SURF’s up 2017: RI undergrads in research
“I applied for SURF because none of the projects offered anything like I had done before. I was looking for something different; I want to be as interdisciplinary as possible.”
Research fellow: Lauren Salisbury
Hometown: Cranston, RI
School: University of Rhode Island
Major: Marine Biology
Lauren Salisbury, a rising senior, has been as methodical about determining her career path as the research she conducts, working in labs and securing fellowships to gain insight and experience.
Among her undergraduate experiences, she participated in a project on the URI Bay Campus, helping investigate the impacts of ocean acidification on juvenile lobsters, and earned a URI Coastal Fellowship that studied the effects of oyster aquaculture on benthic invertebrate populations.
This summer, she secured a Summer Undergraduate Research Fellowship (SURF) with Rhode Island NSF EPSCoR in the lab of Associate Professor Bethany Jenkins, College of the Environment and Life Sciences and Graduate School of Oceanography, to investigate interactions between bacteria and phytoplankton in the marine environment.
“I applied for SURF because none of the projects offered anything like I had done before,” explains Salisbury. “I was looking for something different; I want to be as interdisciplinary as possible.”
The Jenkins project focuses on bacterial interactions with a type of phytoplankton called diatoms, which are responsible for every fifth breath we take. Many important interactions in the world’s oceans that occur at the microscale level can have far-reaching consequences on biogeochemical cycling and food web dynamics. However, these interactions may be affected by climate change through ocean warming, ocean acidification, and increased UV radiation.

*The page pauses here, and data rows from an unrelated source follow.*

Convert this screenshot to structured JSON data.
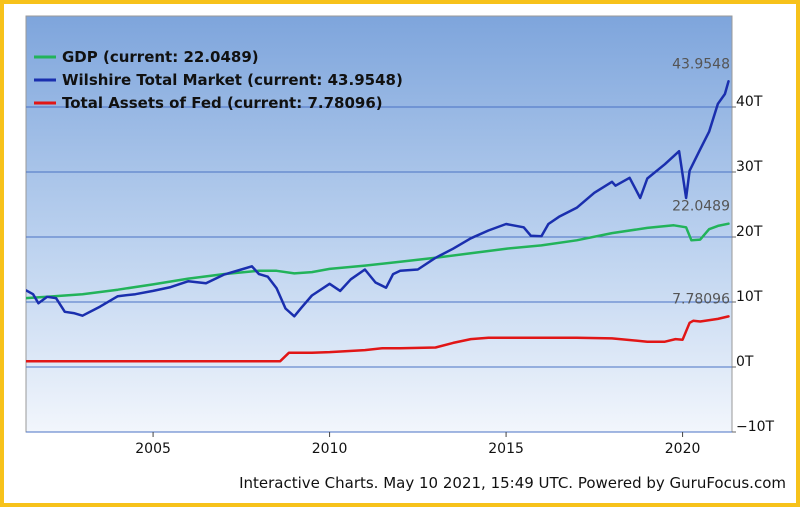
{
  "chart_data": {
    "type": "line",
    "xlabel": "",
    "ylabel": "",
    "xlim": [
      2001.4,
      2021.4
    ],
    "ylim": [
      -10,
      54
    ],
    "x_ticks": [
      {
        "value": 2005,
        "label": "2005"
      },
      {
        "value": 2010,
        "label": "2010"
      },
      {
        "value": 2015,
        "label": "2015"
      },
      {
        "value": 2020,
        "label": "2020"
      }
    ],
    "y_ticks": [
      {
        "value": -10,
        "label": "−10T"
      },
      {
        "value": 0,
        "label": "0T"
      },
      {
        "value": 10,
        "label": "10T"
      },
      {
        "value": 20,
        "label": "20T"
      },
      {
        "value": 30,
        "label": "30T"
      },
      {
        "value": 40,
        "label": "40T"
      }
    ],
    "legend_position": "top-left",
    "series": [
      {
        "name": "GDP",
        "legend_label": "GDP (current: 22.0489)",
        "current_label": "22.0489",
        "color": "#22b35a",
        "x": [
          2001.4,
          2002,
          2003,
          2004,
          2005,
          2006,
          2007,
          2008,
          2008.5,
          2009,
          2009.5,
          2010,
          2011,
          2012,
          2013,
          2014,
          2015,
          2016,
          2017,
          2018,
          2019,
          2019.75,
          2020.1,
          2020.25,
          2020.5,
          2020.75,
          2021,
          2021.3
        ],
        "y": [
          10.6,
          10.8,
          11.2,
          11.9,
          12.7,
          13.6,
          14.3,
          14.8,
          14.8,
          14.4,
          14.6,
          15.1,
          15.6,
          16.2,
          16.8,
          17.5,
          18.2,
          18.7,
          19.5,
          20.6,
          21.4,
          21.8,
          21.5,
          19.5,
          19.6,
          21.2,
          21.7,
          22.0489
        ]
      },
      {
        "name": "Wilshire Total Market",
        "legend_label": "Wilshire Total Market (current: 43.9548)",
        "current_label": "43.9548",
        "color": "#1a2fae",
        "x": [
          2001.4,
          2001.6,
          2001.75,
          2002,
          2002.25,
          2002.5,
          2002.75,
          2003,
          2003.5,
          2004,
          2004.5,
          2005,
          2005.5,
          2006,
          2006.5,
          2007,
          2007.5,
          2007.8,
          2008,
          2008.25,
          2008.5,
          2008.75,
          2009,
          2009.2,
          2009.5,
          2010,
          2010.3,
          2010.6,
          2011,
          2011.3,
          2011.6,
          2011.8,
          2012,
          2012.5,
          2013,
          2013.5,
          2014,
          2014.5,
          2015,
          2015.5,
          2015.7,
          2016,
          2016.2,
          2016.5,
          2017,
          2017.5,
          2018,
          2018.1,
          2018.5,
          2018.8,
          2019,
          2019.5,
          2019.9,
          2020.1,
          2020.2,
          2020.5,
          2020.75,
          2021,
          2021.2,
          2021.3
        ],
        "y": [
          11.8,
          11.2,
          9.8,
          10.8,
          10.6,
          8.5,
          8.3,
          7.9,
          9.3,
          10.9,
          11.2,
          11.7,
          12.3,
          13.2,
          12.9,
          14.2,
          15.0,
          15.5,
          14.3,
          13.9,
          12.1,
          9.0,
          7.8,
          9.1,
          11.0,
          12.8,
          11.7,
          13.5,
          15.0,
          13.0,
          12.2,
          14.3,
          14.8,
          15.0,
          16.8,
          18.2,
          19.8,
          21.0,
          22.0,
          21.5,
          20.2,
          20.1,
          22.0,
          23.1,
          24.5,
          26.8,
          28.5,
          27.9,
          29.1,
          26.0,
          29.0,
          31.2,
          33.2,
          26.0,
          30.2,
          33.5,
          36.2,
          40.5,
          42.0,
          43.9548
        ]
      },
      {
        "name": "Total Assets of Fed",
        "legend_label": "Total Assets of Fed (current: 7.78096)",
        "current_label": "7.78096",
        "color": "#e11616",
        "x": [
          2001.4,
          2003,
          2005,
          2007,
          2008.6,
          2008.85,
          2009,
          2009.5,
          2010,
          2011,
          2011.5,
          2012,
          2013,
          2013.5,
          2014,
          2014.5,
          2015,
          2016,
          2017,
          2018,
          2019,
          2019.5,
          2019.8,
          2020,
          2020.2,
          2020.3,
          2020.5,
          2021,
          2021.3
        ],
        "y": [
          0.9,
          0.9,
          0.9,
          0.9,
          0.9,
          2.2,
          2.2,
          2.2,
          2.3,
          2.6,
          2.9,
          2.9,
          3.0,
          3.7,
          4.3,
          4.5,
          4.5,
          4.5,
          4.5,
          4.4,
          3.9,
          3.9,
          4.3,
          4.2,
          6.8,
          7.1,
          7.0,
          7.4,
          7.78096
        ]
      }
    ]
  },
  "footer": {
    "text": "Interactive Charts. May 10 2021, 15:49 UTC. Powered by GuruFocus.com"
  }
}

Biogeochemical cycling is how the Earth recycles elements through living and nonliving mediums. In this case, diatoms recycle molecules like silica, carbon dioxide, and iron through growth and photosynthesis. Phytoplankton, especially diatoms, are particularly important in the global ocean because of their roles as food sources, carbon sinks, and oxygen producers. The project’s investigation of these interactions between diatoms and the bacteria will focus on previously unknown and overlooked players at the bottom of the food chain and will better inform understanding of biogeochemical cycling and, in turn, inform ocean models.
“I’m basically doing a community ecology project, looking at the different species of diatoms in the Southern Ocean to determine which ones are important to the community in terms of physiology and population,” Salisbury says. “This will help us understand how these populations are going to change with climate change.”
Much of Salisbury’s work on the project involves culturing diatoms and growing the populations to a specific size and extracting DNA to identify their species. She also conducts several rounds of growth evaluations, measuring the microscopic organisms every other day for a two-week period.
“There’s a lot of pipetting and microscopy scans of cultures,” she says, noting that the genomics work is new for her. “The sequencing process — I did it in a BIO lab freshman year, but this has really helped me expand my abilities.”
As she readies to apply for graduate school, Salisbury says the SURF experience has brought greater definition to what she wants to pursue: “I guess this has helped me solidify that microbiology is probably not something that I want to do. But, the skills and techniques I’ve learned make me a more well-rounded scientist, which has always been my goal. I am still going to keep exploring my options.”
She remains fairly certain, though, that she will stick to the marine biology field and credits the Cranston Area Career & Technical Center with giving her an early start as a high schooler. She gained acceptance to the aquaculture program during high school and gained hands-on experience in the field. From there, she earned a scholarship to a marine biology camp at Roger Williams University.
“The combination of those programs helped me see what scientists actually do,” reflects Salisbury. “They also really helped me solidify what I wanted to do in college.”